Legislação Nacional: CÓDIGO DE PROCESSO PENAL (CP): - ARTIGOS 283.º, N.º1, 286.º, N.º1, 288.º, N.º1, 294.º, 308.º, N.º1.
CÓDIGO PENAL (CP): - ARTIGO 14.º.
ESTATUTO DAS MAGISTRADOS JUDICIAIS (EMJ): - ARTIGO 5.º.
Jurisprudência Nacional: ACÓRDÃO DO SUPREMO TRIBUNAL DE JUSTIÇA:
-DE 28.6.2006, PROCESSO N.º 06P2315.
ACÓRDÃO DO TRIBUNAL CONSTITUCIONAL:
-N.º 375/2000, DR II SÉRIE, DE 16/11/2000.
Sumário :

I - No descortinar da actuação prevaricadora do juiz ou de denegação de justiça deve-se usar de um crivo exigente, até porque, a ser diferente, ou seja, de todas as vezes que o destinatário da decisão dela discorde, seja porque não se aplicou a lei, se seguiu interpretação errónea na sua aplicação, se praticou um acto ou deixou de praticar, os Magistrados Judiciais ou do MP incorressem num crime de prevaricação, estava descoberto o processo expedito de paralisar o desempenho do poder judicial, a bel prazer do interessado, pelos factores inibitórios que criaria aos magistrados, a todo o momento temerosos de sobre eles incidir a espada da lei, paralisando-se a administração da justiça, com gravíssimas, intoleráveis e perigosas consequências individuais e comunitárias, não se dispensando, por isso mesmo, a presença de um grave desvio funcional por parte do Magistrado pondo em causa a imagem da justiça e os interesses de terceiro.

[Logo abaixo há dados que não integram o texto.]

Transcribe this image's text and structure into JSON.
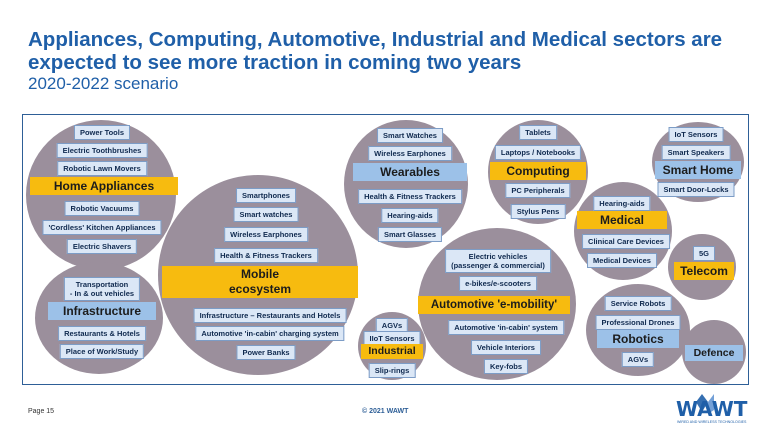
{
  "title": "Appliances, Computing, Automotive, Industrial and Medical sectors are\nexpected to see more traction in coming two years",
  "subtitle": "2020-2022 scenario",
  "sectors": {
    "home_appliances": {
      "label": "Home Appliances",
      "items": [
        "Power Tools",
        "Electric Toothbrushes",
        "Robotic Lawn Movers",
        "Robotic Vacuums",
        "'Cordless' Kitchen Appliances",
        "Electric Shavers"
      ]
    },
    "infrastructure": {
      "label": "Infrastructure",
      "items": [
        "Transportation\n- In & out vehicles",
        "Restaurants & Hotels",
        "Place of Work/Study"
      ]
    },
    "mobile": {
      "label": "Mobile\necosystem",
      "items": [
        "Smartphones",
        "Smart watches",
        "Wireless Earphones",
        "Health & Fitness Trackers",
        "Infrastructure – Restaurants and Hotels",
        "Automotive 'in-cabin' charging system",
        "Power Banks"
      ]
    },
    "wearables": {
      "label": "Wearables",
      "items": [
        "Smart Watches",
        "Wireless Earphones",
        "Health & Fitness Trackers",
        "Hearing-aids",
        "Smart Glasses"
      ]
    },
    "industrial": {
      "label": "Industrial",
      "items": [
        "AGVs",
        "IIoT Sensors",
        "Slip-rings"
      ]
    },
    "computing": {
      "label": "Computing",
      "items": [
        "Tablets",
        "Laptops / Notebooks",
        "PC Peripherals",
        "Stylus Pens"
      ]
    },
    "automotive": {
      "label": "Automotive 'e-mobility'",
      "items": [
        "Electric vehicles\n(passenger & commercial)",
        "e-bikes/e-scooters",
        "Automotive 'in-cabin' system",
        "Vehicle Interiors",
        "Key-fobs"
      ]
    },
    "medical": {
      "label": "Medical",
      "items": [
        "Hearing-aids",
        "Clinical Care Devices",
        "Medical Devices"
      ]
    },
    "smart_home": {
      "label": "Smart Home",
      "items": [
        "IoT Sensors",
        "Smart Speakers",
        "Smart Door-Locks"
      ]
    },
    "telecom": {
      "label": "Telecom",
      "items": [
        "5G"
      ]
    },
    "robotics": {
      "label": "Robotics",
      "items": [
        "Service Robots",
        "Professional Drones",
        "AGVs"
      ]
    },
    "defence": {
      "label": "Defence"
    }
  },
  "footer": {
    "page": "Page 15",
    "copyright": "© 2021 WAWT"
  },
  "logo": {
    "text": "WAWT",
    "tagline": "WIRED AND WIRELESS TECHNOLOGIES"
  },
  "colors": {
    "title": "#1f5fa8",
    "circle": "#9b8f9c",
    "yellow_header": "#f7bb0f",
    "blue_header": "#9cc1e8",
    "item_box": "#dbe7f6"
  }
}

II - A actuação contra direito é uma forma de acção gravosa e ostensiva contra as normas de ordem jurídica positiva, independentemente das fontes (estadual ou não estadual) e da natureza pública ou privada, substantiva ou processual, incluindo os princípios vertidos em normas positivas designadamente na DUDH, PIDCP e CEUD.

III -A actuação contra o direito não abrange apenas a interpretação objectivamente errada, mas também a incorrecta apreciação e subsunção dos factos à norma; a aplicação da norma é contra o direito se, reconhecendo-se uma certa discricionariedade, o aplicador se desvia do fim para que foi criada a discricionariedade, incorrendo, então, na prática do crime.

IV -O crime de denegação e prevaricação é doloso, o tipo subjectivo de ilícito fica preenchido com a actuação com dolo (art. 14.º do CP), como resulta do uso “conscientemente” no descritivo típico; o tipo agravado do n.º 2 não prescinde de uma especial intenção criminosa, de prejudicar ou beneficiar alguém, na forma de dolo específico.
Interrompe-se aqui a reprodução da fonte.